The Die Presse, a respected Austrian newspaper, delves into a fascinating exploration of humanity's relationship with animals as depicted through art and culture. The article, drawing on insights from Bernd Hรผppauf's new book, "Auf dem Weg zum Tier," traces the evolution of animal imagery from prehistoric cave paintings to modern interpretations.
Horses are the most popular motif in animal painting. Naturally, the pictures always tell of the wishes and interests of humans, not of those of the horses.
It highlights how horses, in particular, have been a recurring motif, reflecting human desires and interests rather than the animals' own. This human tendency to capture animals visually, as the article points out, has historically positioned them as useful, subordinate, and even as mere machines or raw materials. Yet, simultaneously, animals have populated the human imagination as mythical beings since the Stone Age.

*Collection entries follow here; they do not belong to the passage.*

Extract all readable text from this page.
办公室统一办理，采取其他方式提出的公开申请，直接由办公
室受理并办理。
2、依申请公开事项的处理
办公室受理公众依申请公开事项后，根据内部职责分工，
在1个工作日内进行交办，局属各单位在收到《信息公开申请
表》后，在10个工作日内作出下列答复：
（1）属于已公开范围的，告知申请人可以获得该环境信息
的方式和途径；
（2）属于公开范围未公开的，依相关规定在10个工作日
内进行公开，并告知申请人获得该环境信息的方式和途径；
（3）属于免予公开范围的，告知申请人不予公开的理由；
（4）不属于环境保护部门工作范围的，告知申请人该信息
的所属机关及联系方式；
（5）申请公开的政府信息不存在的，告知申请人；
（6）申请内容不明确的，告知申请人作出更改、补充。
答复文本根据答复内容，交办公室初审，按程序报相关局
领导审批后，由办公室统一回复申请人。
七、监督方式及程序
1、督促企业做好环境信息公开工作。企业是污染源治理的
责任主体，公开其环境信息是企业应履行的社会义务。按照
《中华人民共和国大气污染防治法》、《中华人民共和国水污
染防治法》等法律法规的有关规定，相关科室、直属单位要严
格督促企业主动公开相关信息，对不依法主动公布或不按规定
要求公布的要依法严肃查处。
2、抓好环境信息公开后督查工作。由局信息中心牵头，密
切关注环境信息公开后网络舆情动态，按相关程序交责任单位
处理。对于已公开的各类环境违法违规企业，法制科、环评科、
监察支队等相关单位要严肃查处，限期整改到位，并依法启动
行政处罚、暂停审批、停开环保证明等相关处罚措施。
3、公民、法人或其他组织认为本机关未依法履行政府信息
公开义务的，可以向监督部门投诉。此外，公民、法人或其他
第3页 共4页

The Enlightenment had no room for the non-rational.
The piece contrasts the ancient Egyptian reverence for animals, where they were linked to the divine, with their diminished role in monotheistic religions and their transformation into allegories in the Christian Middle Ages. The Enlightenment's emphasis on rationality, the article argues, led to the creation of the "zoological animal," a scientific construct that stripped away the non-rational aspects previously associated with animals.
We deduce from later times that animals were gods from the beginning and had magical powers. In rituals and incantations, they gained a position in society.
This division between the scientific view of animals as objects for research and the cultural perception of them as fellow beings with whom we share our world has persisted since Descartes. However, the article suggests, this dichotomy is gaining new urgency in the face of the current ecological crisis. The animal, it seems, is disrupting the order of modernity, forcing a re-evaluation of our long-held perspectives.
The animal disrupts the order of modernity.